Uma omissão que passa de governo a governo, que causa transtornos a motoristas e moradores daquela região a cada acidente. E o mais grave: vidas são perdidas, ou colocadas em risco, e ninguém faz nada para mudar essa situação.
No mesmo dia do acidente, o governador Jorginho Mello fez duras críticas ao governo federal, cobrando uma solução para a demora em resolver “a pendenga” do Morro dos Cavalos.
Ontem, uma das mais importantes entidades de Santa Catarina, a Fiesc também criticou o governo federal: “Os recorrentes e graves problemas registrados no Morro dos Cavalos refletem a omissão e o desrespeito do governo federal com Santa Catarina”, avaliou o presidente Mario Cezar de Aguiar.

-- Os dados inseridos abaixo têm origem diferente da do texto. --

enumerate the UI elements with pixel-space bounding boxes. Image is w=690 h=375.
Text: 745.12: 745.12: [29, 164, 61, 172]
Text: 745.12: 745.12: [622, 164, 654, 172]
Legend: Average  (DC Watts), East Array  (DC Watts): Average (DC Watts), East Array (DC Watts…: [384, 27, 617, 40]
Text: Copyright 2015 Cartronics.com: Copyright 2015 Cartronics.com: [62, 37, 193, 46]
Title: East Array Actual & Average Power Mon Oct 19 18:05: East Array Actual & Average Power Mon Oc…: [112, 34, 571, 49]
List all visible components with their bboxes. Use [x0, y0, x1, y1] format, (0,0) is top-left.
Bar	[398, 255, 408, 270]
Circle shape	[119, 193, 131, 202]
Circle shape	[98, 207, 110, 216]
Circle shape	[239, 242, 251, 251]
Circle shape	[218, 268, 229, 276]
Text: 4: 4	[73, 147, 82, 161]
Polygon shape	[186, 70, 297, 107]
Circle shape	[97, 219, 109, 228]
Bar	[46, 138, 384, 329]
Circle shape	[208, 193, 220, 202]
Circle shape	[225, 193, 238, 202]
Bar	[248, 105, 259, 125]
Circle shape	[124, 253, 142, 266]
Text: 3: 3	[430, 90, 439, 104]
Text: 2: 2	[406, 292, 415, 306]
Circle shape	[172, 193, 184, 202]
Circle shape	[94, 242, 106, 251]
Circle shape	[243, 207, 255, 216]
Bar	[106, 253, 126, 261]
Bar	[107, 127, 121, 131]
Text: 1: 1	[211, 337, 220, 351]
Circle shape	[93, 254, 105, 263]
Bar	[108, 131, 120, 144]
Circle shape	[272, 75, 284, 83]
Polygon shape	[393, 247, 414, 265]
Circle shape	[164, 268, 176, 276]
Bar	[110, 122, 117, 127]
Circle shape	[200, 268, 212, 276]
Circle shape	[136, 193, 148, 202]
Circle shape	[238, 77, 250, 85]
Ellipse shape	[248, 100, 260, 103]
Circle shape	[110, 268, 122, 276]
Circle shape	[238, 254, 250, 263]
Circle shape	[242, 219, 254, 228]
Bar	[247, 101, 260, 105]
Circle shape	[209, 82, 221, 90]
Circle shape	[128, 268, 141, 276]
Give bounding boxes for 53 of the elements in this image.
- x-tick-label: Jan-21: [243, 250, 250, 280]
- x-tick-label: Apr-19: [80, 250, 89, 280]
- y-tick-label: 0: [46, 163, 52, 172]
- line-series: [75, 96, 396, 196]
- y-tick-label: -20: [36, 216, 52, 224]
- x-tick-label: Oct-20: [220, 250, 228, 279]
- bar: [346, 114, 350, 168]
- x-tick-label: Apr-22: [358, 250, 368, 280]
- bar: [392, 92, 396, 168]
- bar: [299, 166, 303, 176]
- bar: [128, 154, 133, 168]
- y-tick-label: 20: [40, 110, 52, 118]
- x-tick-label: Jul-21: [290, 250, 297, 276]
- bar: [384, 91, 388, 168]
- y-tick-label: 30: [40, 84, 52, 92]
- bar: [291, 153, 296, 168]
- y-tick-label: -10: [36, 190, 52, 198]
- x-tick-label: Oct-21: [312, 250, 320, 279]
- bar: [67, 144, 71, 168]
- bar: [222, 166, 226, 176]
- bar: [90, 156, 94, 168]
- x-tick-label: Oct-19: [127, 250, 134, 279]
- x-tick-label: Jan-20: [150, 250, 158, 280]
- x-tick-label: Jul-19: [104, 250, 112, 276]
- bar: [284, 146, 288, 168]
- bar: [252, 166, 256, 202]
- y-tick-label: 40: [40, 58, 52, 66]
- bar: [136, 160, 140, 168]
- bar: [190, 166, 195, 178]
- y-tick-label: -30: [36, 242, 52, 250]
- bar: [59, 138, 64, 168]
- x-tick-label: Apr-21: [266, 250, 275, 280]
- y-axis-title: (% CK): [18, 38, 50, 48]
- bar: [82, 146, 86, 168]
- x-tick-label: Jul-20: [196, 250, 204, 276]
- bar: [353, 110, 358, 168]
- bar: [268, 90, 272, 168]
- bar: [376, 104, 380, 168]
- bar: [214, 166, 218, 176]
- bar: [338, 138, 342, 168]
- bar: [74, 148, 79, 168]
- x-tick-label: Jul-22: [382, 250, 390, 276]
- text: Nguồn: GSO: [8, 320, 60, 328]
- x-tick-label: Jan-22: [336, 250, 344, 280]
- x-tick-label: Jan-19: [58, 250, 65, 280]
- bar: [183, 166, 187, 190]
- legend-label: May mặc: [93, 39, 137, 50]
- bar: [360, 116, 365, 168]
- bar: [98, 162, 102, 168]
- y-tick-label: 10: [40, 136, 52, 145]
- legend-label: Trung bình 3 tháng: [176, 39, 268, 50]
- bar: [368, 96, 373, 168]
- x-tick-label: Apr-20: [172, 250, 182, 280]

Ele lembrou que o projeto de duplicação da BR-101 previa a construção de dois túneis de 1,3 quilômetro e dois viadutos de 180 metros no Morro dos Cavalos. Os projetos foram concluídos em 2010. A licença de instalação foi emitida em 2014, mas as obras nunca foram executadas.
A Arteris Litoral Sul, responsável pela BR-101 no trecho de Garuva a Palhoça, argumenta que não há previsão contratual de construção de túnel no Morro dos Cavalos.
A concessionária, que não entregou a obra do Contorno Viário da Grande Florianópolis dentro de diversos prazos previstos e que assumiu uma rodovia duplicada, precisou apenas fazer obras paliativas ou de maquiagem e construir praças de pedágio para arrecadar muito dinheiro dos catarinenses e dos turistas que vêm cada vez mais para esse Estado rico em belezas naturais e qualidade de vida, mas que patina na infraestrutura rodoviária.
O trecho de Palhoça da BR-101, especialmente o Morro dos Cavalos, é um importante corredor logístico e tem intensa movimentação turística, por isso a construção do túnel é essencial, precisa ser prioridade. É urgente.
Governo federal e Arteris são responsáveis pela rodovia, mas também é obrigação das lideranças políticas de Santa Catarina cobrarem com mais veemência os órgãos federais, a União e a concessionária.
Santa Catarina, a sexta maior economia do país, sempre foi maltratada por Brasília. Merecemos ser respeitados. Por parte do atual e dos futuros governos. Não podemos mais aceitar cortes de recursos ou falta de investimentos. A construção do túnel pode ser a virada de chave para um novo cenário em Santa Catarina.